Chez lui : caresses, gorge profonde et enculade explosive

Alanguie, je le suce. Sa queue lourde, goût salé-pré-sperme, veines qui pulsent sous ma langue. Je l’avale profond, gorge qui s’étire, nez dans son pubis rasé, odeur de mâle. Il jouit, sperme épais, chaud, amer-salé que j’avale goulûment, pas une goutte. SMS à mon Maître : ‘Avec l’homme du resto, t’inquiète.’ Il appelle, Alex en haut-parleur : ‘Je la garde cet aprèm.’ Rire tendu de Lucas.

Après, à quatre pattes comme table, il voit mon plug. ‘T’as du sperme d’un autre en toi ?’ Je nettoie en salle de bain, évacue tout, fraîche. Il me penche sur un fauteuil, lèche mon cul : langue chaude, humide qui cercle mon trou, pousse dedans, frissons anal. Claque soudaine, fesse qui chauffe, picote. Puis il me plaque contre lui, queue entre mes fesses, mains sur mes nichons. ‘T’es ma petite pute.’ Embrassades dans le cou, odeur de sa sueur.

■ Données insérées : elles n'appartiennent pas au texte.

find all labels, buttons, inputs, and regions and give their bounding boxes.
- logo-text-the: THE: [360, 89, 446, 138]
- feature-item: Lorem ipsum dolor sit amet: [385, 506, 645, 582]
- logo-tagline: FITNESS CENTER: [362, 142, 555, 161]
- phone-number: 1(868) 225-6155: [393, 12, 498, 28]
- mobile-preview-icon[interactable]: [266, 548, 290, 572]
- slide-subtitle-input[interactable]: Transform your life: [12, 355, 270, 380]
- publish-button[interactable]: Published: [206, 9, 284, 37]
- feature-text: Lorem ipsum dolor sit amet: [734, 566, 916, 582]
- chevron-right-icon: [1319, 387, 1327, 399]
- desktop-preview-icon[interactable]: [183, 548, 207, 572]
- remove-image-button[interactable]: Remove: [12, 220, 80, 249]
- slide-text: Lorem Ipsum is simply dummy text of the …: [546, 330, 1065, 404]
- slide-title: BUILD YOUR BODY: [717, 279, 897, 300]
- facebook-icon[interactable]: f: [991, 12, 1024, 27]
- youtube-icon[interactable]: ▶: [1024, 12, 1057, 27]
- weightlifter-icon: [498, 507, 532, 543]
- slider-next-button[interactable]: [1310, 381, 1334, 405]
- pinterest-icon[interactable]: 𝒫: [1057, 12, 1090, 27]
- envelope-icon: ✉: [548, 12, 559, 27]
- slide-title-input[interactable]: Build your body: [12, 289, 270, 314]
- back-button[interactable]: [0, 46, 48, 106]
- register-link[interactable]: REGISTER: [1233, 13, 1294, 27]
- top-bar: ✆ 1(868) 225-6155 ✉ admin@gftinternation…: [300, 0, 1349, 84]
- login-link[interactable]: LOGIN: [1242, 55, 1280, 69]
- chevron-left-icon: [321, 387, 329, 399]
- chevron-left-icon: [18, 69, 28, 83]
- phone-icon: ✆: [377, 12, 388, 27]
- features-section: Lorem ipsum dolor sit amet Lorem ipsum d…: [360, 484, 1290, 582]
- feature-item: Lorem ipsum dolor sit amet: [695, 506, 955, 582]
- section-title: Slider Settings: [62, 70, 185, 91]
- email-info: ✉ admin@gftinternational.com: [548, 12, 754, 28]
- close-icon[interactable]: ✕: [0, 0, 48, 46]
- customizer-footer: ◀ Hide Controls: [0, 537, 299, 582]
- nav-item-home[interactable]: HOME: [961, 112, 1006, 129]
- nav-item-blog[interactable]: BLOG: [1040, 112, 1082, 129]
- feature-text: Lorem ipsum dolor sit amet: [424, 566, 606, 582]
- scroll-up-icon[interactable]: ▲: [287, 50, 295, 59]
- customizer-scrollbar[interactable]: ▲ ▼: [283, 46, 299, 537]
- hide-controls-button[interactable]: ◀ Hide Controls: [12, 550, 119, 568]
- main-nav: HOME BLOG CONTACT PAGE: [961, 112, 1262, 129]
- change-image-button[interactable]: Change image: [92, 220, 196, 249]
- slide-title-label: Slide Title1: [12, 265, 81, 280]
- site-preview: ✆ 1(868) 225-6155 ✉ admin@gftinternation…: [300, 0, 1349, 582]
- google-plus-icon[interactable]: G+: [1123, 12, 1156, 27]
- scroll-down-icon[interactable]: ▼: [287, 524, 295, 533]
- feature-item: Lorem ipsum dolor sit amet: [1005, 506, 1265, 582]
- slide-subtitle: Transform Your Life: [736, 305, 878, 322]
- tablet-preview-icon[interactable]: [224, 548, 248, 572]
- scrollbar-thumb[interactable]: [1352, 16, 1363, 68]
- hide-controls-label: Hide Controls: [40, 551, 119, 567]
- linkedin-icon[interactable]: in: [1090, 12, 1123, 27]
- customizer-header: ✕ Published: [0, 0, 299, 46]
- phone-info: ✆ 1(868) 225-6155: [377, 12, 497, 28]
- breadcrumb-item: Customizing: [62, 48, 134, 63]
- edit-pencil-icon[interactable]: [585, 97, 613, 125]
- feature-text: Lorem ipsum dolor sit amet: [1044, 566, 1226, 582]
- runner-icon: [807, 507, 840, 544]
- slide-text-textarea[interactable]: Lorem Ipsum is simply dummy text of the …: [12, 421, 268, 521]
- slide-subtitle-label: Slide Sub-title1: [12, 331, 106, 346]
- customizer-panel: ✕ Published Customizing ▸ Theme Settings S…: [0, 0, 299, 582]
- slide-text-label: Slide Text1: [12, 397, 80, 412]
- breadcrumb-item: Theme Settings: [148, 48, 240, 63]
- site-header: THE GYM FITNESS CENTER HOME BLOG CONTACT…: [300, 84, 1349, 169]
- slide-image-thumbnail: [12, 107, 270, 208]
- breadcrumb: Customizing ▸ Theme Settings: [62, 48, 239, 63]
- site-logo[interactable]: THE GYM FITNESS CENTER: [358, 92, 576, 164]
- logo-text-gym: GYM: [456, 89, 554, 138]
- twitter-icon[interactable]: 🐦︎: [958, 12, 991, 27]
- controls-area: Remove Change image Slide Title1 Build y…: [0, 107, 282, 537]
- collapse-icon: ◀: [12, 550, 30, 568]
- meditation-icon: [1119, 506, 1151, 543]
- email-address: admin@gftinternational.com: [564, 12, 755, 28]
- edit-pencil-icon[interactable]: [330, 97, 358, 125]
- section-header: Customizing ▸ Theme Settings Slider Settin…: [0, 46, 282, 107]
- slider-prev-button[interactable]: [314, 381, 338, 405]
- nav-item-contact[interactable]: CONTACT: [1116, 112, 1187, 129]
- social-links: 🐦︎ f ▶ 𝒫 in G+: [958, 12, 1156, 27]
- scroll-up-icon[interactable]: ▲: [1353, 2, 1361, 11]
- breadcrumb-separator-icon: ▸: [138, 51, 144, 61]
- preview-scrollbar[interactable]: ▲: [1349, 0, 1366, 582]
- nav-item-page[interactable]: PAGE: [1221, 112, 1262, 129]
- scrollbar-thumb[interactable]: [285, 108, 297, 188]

Sur le canap, je m’assois sur sa bite, cul en premier. Gland qui force mon trou serré, lubrifié par sa salive. Lentement, elle coulisse, brûlure puis plénitude, veines qui frottent mes parois. Au fond, je m’appuie contre lui, ses mains sur mes seins, doigts sur mon clito. Il pistonnes, coups de reins profonds, claquements de chair, odeur de sexe anal. Je participe, rebondis, ‘Encule-moi comme une salope !’ Jouissance monstre, cul défoncé, cris rauques, tremblements, chaleur liquide qui explose. Épuisée, je m’endors sur lui, sa queue encore en moi, indifférente au reste.